Сергей Михайлович Врубель не отрывал взгляда от ярко освещенного дома на противоположной стороне площади. Голос у него дрожал, и я заметил, как в левом глазу у него появилась слеза. Он нервно покусывал нижнюю губу, многозначительно кивал головой; потом он снял шляпу и трижды перекрестился, после чего застыл на месте. Тихий, печальный, ссутулившийся.
«Полное собрание сочинений Герцена за полтора рубля!» — хрипло закричал за нашими спинами какой-то букинист. Жизнь, большая и тяжелая, продолжала катиться дальше по своим глубоким, непреклонным законам. Продавцы предлагали крымские яблоки, плевались шелухой от тыквенных семечек, продавали воблу и жестяных лягушек на маленьких колесиках, которые едут сами по себе.
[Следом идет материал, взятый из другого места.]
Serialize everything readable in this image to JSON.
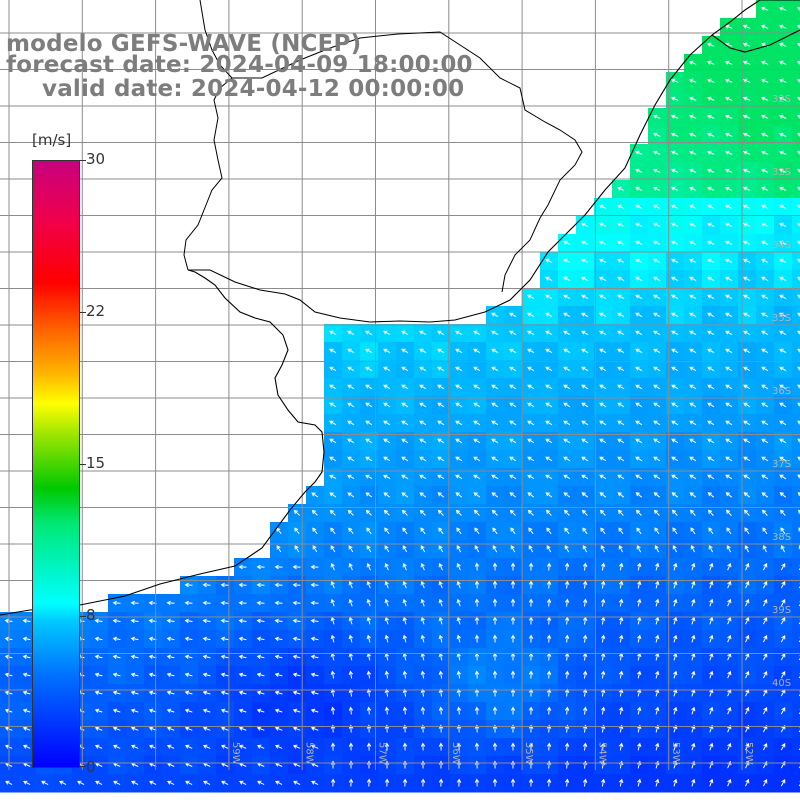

Со стороны Никольской над стеной Китай-города клубился густой, непроглядный черный дым из какой-то фабричной трубы, наполняя воздух копотью и тяжким запахом, какой бывает во время пожара.
Я взглянул на бледного, лысого адмирала, уставившегося безумными слезящимися глазами на освещенные окна, и вдруг почувствовал, что он стал мне неприятен.
Какого черта он меня терзает своими переживаниями?
Все равно я ничем не могу ему помочь!
Я хотел проститься и сесть на трамвай, идущий в сторону Арбата, но адмирал сказал, что ему тоже надо на Арбат, и мы вместе поднялись в переполненный вагон, с трудом уместившись на площадке.
— Посмотрите! — Адмирал хотел обратить мое внимание на пассажиров, сидевших на скамейках. — Взгляните только на эти лица, какие они все грустные и отчаявшиеся.